Perhaps in today’s politically correct climate teachers might not use gold stars as a reward. Not being in school or in the know, I have no idea. All I do know is that rewards are as important to me now as they were to me as a child. When I have worked hard, done a good job by my own standards, or fulfilled an obligation, I like to find a way to reward myself. It makes me feel good and it also encourages me to continue to make an effort.

At times a reward can function as a kind of bribe or inducement if you will. Not that I feel I must have a reward to do what I have to do–most especially if I don’t feel like doing it just then. However sometimes it’s nice to look forward to one at the end of a difficult task or experience. Most often a reward can be a reminder to me that I love myself and honor my efforts.

In the rather strict atmosphere in which I grew up, there were no rewards for good behavior. I was expected to behave. What usually happened was that I was punished if I didn’t behave the way my parents wanted me to or thought I ought to. Things were different then and those were other days and times. Today’s parents have learned from Dr. Spock and other sources to raise their children in more kindly ways.

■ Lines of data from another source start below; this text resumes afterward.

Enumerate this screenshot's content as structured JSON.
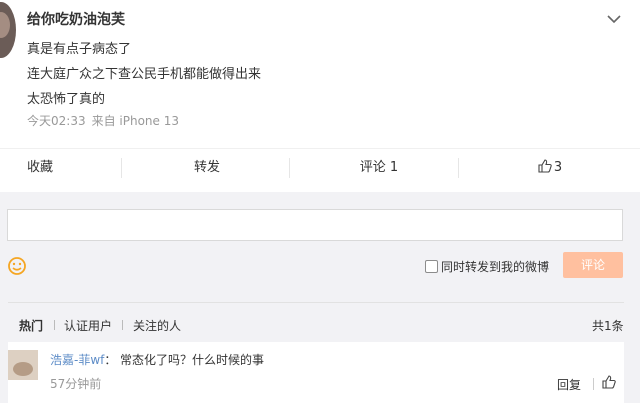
{
  "post": {
    "username": "给你吃奶油泡芙",
    "lines": [
      "真是有点子病态了",
      "连大庭广众之下查公民手机都能做得出来",
      "太恐怖了真的"
    ],
    "time": "今天02:33",
    "source": "来自 iPhone 13"
  },
  "actions": {
    "collect": "收藏",
    "forward": "转发",
    "comment": "评论 1",
    "like_count": "3"
  },
  "composer": {
    "checkbox_label": "同时转发到我的微博",
    "submit_label": "评论"
  },
  "comments_tabs": {
    "hot": "热门",
    "verified": "认证用户",
    "following": "关注的人",
    "total": "共1条"
  },
  "comments": [
    {
      "name": "浩嘉-菲wf",
      "separator": "：",
      "text": "常态化了吗？什么时候的事",
      "time": "57分钟前",
      "reply": "回复"
    }
  ],
  "colors": {
    "link": "#5d8cc7",
    "submit_bg": "#ffc09f",
    "emoji": "#f5a623"
  }
}
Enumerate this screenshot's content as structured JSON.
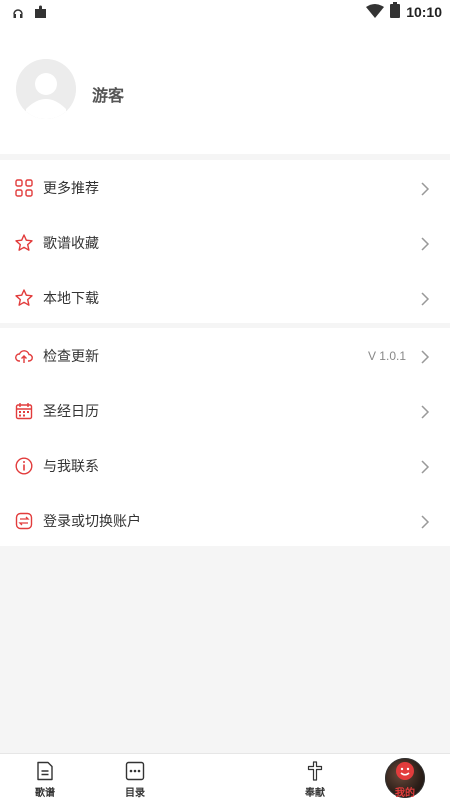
{
  "status": {
    "time": "10:10",
    "left_icons": [
      "headphones-icon",
      "puzzle-icon"
    ],
    "right_icons": [
      "wifi-icon",
      "battery-icon"
    ]
  },
  "profile": {
    "username": "游客"
  },
  "menu_group_1": [
    {
      "label": "更多推荐",
      "icon": "grid-icon"
    },
    {
      "label": "歌谱收藏",
      "icon": "star-icon"
    },
    {
      "label": "本地下载",
      "icon": "star-icon"
    }
  ],
  "menu_group_2": [
    {
      "label": "检查更新",
      "icon": "cloud-upload-icon",
      "value": "V 1.0.1"
    },
    {
      "label": "圣经日历",
      "icon": "calendar-icon"
    },
    {
      "label": "与我联系",
      "icon": "info-icon"
    },
    {
      "label": "登录或切换账户",
      "icon": "switch-icon"
    }
  ],
  "tabbar": {
    "tabs": [
      {
        "label": "歌谱",
        "icon": "document-icon",
        "active": false
      },
      {
        "label": "目录",
        "icon": "more-icon",
        "active": false
      },
      {
        "label": "",
        "icon": "music-disc-icon",
        "active": false
      },
      {
        "label": "奉献",
        "icon": "cross-icon",
        "active": false
      },
      {
        "label": "我的",
        "icon": "smiley-icon",
        "active": true
      }
    ]
  },
  "colors": {
    "accent": "#e23c3c",
    "background": "#f5f5f5",
    "card": "#ffffff"
  }
}
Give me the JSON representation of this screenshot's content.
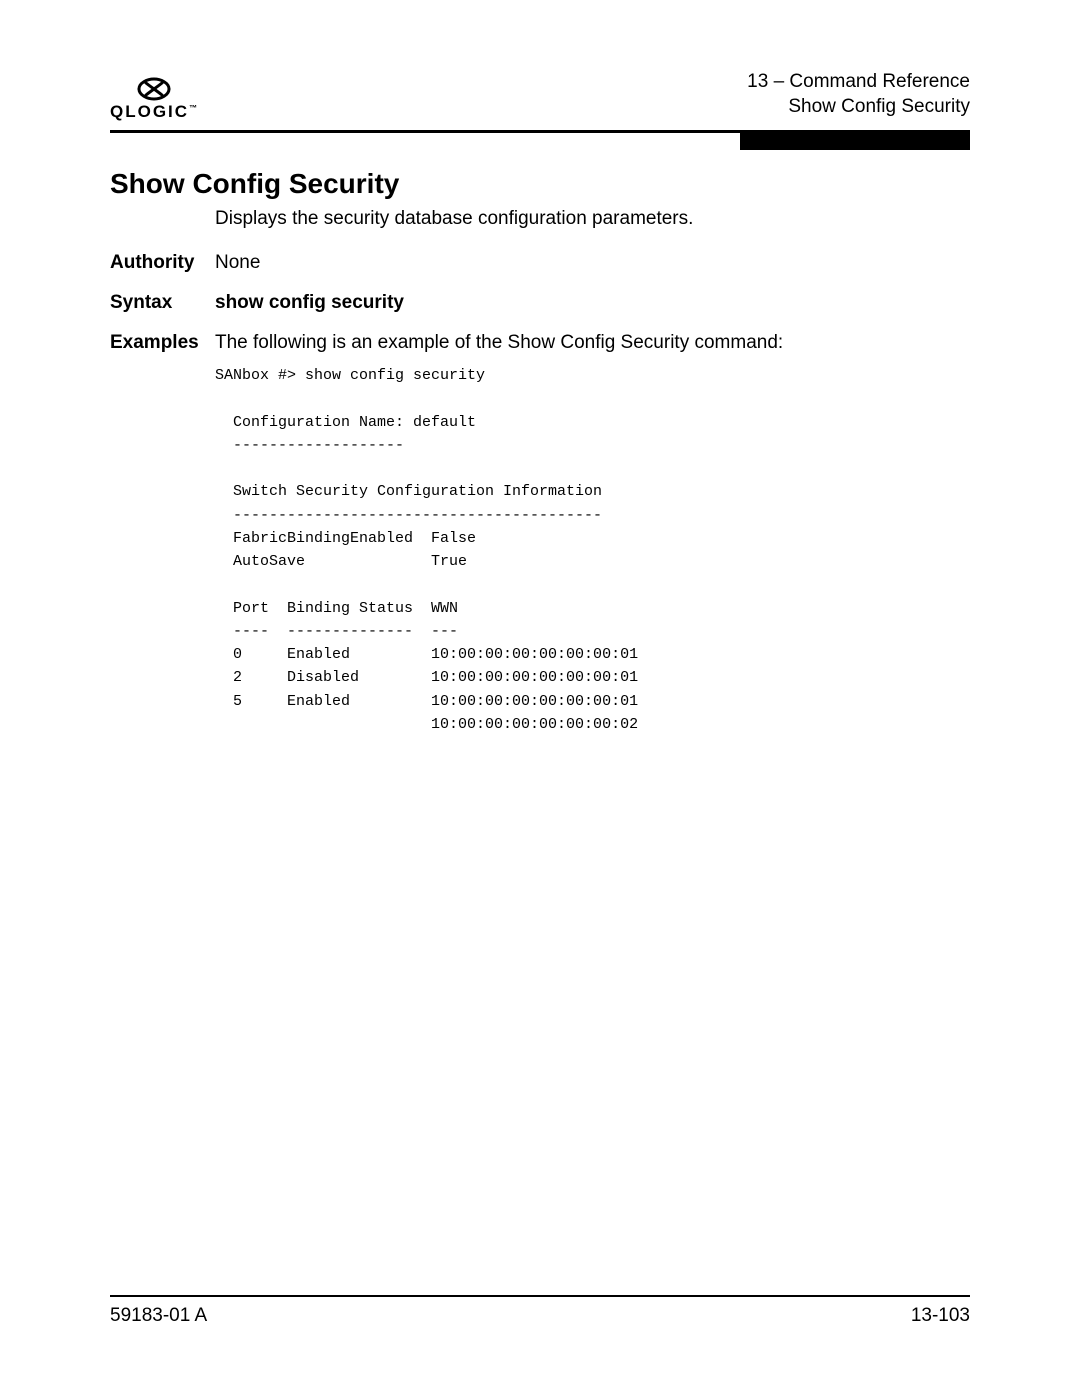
{
  "header": {
    "chapter_line": "13 – Command Reference",
    "section_line": "Show Config Security",
    "logo_text": "QLOGIC"
  },
  "title": "Show Config Security",
  "subtitle": "Displays the security database configuration parameters.",
  "authority": {
    "label": "Authority",
    "value": "None"
  },
  "syntax": {
    "label": "Syntax",
    "value": "show config security"
  },
  "examples": {
    "label": "Examples",
    "intro": "The following is an example of the Show Config Security command:",
    "terminal": "SANbox #> show config security\n\n  Configuration Name: default\n  -------------------\n\n  Switch Security Configuration Information\n  -----------------------------------------\n  FabricBindingEnabled  False\n  AutoSave              True\n\n  Port  Binding Status  WWN\n  ----  --------------  ---\n  0     Enabled         10:00:00:00:00:00:00:01\n  2     Disabled        10:00:00:00:00:00:00:01\n  5     Enabled         10:00:00:00:00:00:00:01\n                        10:00:00:00:00:00:00:02"
  },
  "footer": {
    "doc_id": "59183-01 A",
    "page_num": "13-103"
  }
}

Over the years I have learned to treat myself as if I were my own kind parent. It took me a while to understand the importance of that, and once I did it made a great difference. For instance I pat myself on the back when I have done a good job, or praise myself for whatever effort I might have put out even if I wasn’t successful in my attempt. Sometimes I reward myself by going for a walk or reading a book, at other times I might buy a small treat I’ve been wanting. I try not to make food a reward because I don’t need the extra calories.

My favorite reward is to give myself time to do what I enjoy, whether that is reading a book, taking a walk in nature, or writing or working on a poem. To me this is neither selfish nor is it self indulgent. Instead, It seems to me it is an important way to show myself love. It is my understanding that the more I love myself the more love I can feel from those around me. Rewarding myself is an easy way of showing myself love. It feels good, and also it helps me to be a happier, more giving person.